🤖 AI Summary
This work addresses the inefficiencies in existing optical interconnect scheduling methods for Mixture-of-Experts (MoE) models, which optimize communication in isolation and neglect coordination with subsequent expert computation, leading to scheduling bubbles and suboptimal performance. To tackle the all-to-all communication scheduling challenge, the paper proposes a novel strategy that jointly considers communication-computation overlap and batch size, deliberately avoiding traditional Birkhoff-von Neumann (BvN) decomposition to prevent execution fragmentation. The approach employs a greedy maximum-weight matching algorithm with a constrained number of matchings for circuit scheduling, integrated with an MoE communication model tailored to optical interconnect architectures. This design significantly reduces scheduling bubbles and computational overhead, achieves near-ideal congestion-free communication performance, and substantially enhances overall MoE execution efficiency while maintaining large-batch processing capabilities.
📝 Abstract
The growing demand for efficient communication in distributed training and inference has sparked significant interest in reconfigurable photonic interconnects across both academia and industry. Mixture-of-Experts (MoE) models, with their highly skewed communication patterns, present a natural opportunity for such circuit-switched fabrics. However, existing approaches largely optimize communication in isolation, overlooking the interaction between communication and the expert computation that follows.
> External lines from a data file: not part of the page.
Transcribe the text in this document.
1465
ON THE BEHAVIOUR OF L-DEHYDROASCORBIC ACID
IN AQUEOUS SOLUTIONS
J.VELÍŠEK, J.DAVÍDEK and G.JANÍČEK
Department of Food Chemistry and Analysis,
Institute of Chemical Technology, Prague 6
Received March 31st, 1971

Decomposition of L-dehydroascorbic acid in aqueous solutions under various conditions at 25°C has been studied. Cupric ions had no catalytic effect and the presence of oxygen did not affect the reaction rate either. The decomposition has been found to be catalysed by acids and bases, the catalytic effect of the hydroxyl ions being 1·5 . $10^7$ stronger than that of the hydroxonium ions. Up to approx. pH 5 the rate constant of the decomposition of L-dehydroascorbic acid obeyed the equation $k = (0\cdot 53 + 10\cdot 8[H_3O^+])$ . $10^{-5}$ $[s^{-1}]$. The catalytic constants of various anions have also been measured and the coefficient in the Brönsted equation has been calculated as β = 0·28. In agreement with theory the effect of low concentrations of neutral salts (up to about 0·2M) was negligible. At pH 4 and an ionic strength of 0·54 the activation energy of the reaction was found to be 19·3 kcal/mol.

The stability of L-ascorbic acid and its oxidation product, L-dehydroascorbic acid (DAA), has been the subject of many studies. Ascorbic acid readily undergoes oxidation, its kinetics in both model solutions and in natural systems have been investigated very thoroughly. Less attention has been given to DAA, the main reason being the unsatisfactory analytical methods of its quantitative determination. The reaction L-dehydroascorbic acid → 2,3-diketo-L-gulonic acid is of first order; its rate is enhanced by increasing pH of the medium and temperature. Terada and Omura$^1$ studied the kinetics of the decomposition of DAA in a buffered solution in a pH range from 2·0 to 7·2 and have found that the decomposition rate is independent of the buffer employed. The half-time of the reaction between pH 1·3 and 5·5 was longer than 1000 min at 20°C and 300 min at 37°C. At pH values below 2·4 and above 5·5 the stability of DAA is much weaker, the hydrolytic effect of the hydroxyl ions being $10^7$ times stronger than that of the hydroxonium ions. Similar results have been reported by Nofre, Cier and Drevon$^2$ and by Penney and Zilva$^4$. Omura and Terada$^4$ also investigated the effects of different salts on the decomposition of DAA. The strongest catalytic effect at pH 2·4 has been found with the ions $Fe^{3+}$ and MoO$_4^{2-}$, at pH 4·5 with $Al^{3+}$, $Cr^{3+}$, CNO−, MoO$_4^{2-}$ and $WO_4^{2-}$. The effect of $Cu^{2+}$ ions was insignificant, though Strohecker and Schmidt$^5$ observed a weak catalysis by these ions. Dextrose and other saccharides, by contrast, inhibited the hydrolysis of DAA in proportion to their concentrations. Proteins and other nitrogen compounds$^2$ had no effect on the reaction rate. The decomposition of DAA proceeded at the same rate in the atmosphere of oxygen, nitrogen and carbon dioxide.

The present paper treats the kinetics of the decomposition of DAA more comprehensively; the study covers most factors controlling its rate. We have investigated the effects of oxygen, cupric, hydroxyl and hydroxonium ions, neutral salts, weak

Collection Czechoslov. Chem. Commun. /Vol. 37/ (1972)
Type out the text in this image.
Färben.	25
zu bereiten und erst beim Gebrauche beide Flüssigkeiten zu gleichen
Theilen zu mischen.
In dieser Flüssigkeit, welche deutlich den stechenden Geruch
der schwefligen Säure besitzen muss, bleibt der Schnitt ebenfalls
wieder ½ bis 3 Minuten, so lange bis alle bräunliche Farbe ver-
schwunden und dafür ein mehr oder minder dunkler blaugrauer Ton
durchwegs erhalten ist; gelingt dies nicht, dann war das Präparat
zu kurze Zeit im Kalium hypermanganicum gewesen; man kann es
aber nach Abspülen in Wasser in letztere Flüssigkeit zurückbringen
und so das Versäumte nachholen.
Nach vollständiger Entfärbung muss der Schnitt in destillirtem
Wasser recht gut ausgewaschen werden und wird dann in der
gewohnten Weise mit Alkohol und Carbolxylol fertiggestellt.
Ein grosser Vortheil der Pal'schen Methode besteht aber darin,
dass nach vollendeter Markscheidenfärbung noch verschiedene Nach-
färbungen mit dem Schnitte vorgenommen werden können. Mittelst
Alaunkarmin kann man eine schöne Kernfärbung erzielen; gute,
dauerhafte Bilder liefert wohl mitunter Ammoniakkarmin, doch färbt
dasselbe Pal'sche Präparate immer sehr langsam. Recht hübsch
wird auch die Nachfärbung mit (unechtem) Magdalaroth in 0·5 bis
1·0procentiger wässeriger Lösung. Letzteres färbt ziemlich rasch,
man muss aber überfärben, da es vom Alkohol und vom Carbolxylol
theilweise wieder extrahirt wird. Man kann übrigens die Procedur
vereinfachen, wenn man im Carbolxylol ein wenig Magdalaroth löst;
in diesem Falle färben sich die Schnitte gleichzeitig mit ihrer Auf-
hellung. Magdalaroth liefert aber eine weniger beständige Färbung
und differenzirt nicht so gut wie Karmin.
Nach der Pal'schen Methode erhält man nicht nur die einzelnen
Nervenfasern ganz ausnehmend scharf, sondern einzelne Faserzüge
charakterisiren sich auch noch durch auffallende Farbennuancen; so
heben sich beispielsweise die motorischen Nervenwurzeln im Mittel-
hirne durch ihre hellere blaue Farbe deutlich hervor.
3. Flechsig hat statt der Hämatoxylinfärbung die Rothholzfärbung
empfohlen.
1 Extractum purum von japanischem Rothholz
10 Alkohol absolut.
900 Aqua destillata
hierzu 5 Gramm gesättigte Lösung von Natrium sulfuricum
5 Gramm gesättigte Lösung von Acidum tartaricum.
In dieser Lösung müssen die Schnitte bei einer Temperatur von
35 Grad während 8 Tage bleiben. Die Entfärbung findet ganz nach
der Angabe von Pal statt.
In this paper, we revisit circuit scheduling for all-to-all communication in MoE execution. We show that the dispatch--compute--combine structure fundamentally challenges classical scheduling techniques such as Birkhoff--von Neumann (BvN) decomposition. First, MoE communication matrices are rarely doubly stochastic, introducing significant scheduling bubbles in BvN-based schedules. Second, while decomposition enables communication--compute overlap, the excessive number of matchings produced by BvN fragments execution into small batches, leading to severe compute inefficiencies due to fixed execution overheads. Motivated by these observations, we explore a simple greedy max-weight decomposition strategy that bounds the number of matchings while preserving large batch sizes per matching. Despite its simplicity, the approach significantly improves overlap efficiency, reduces compute overheads, and approaches the performance of an ideal congestion-free all-to-all.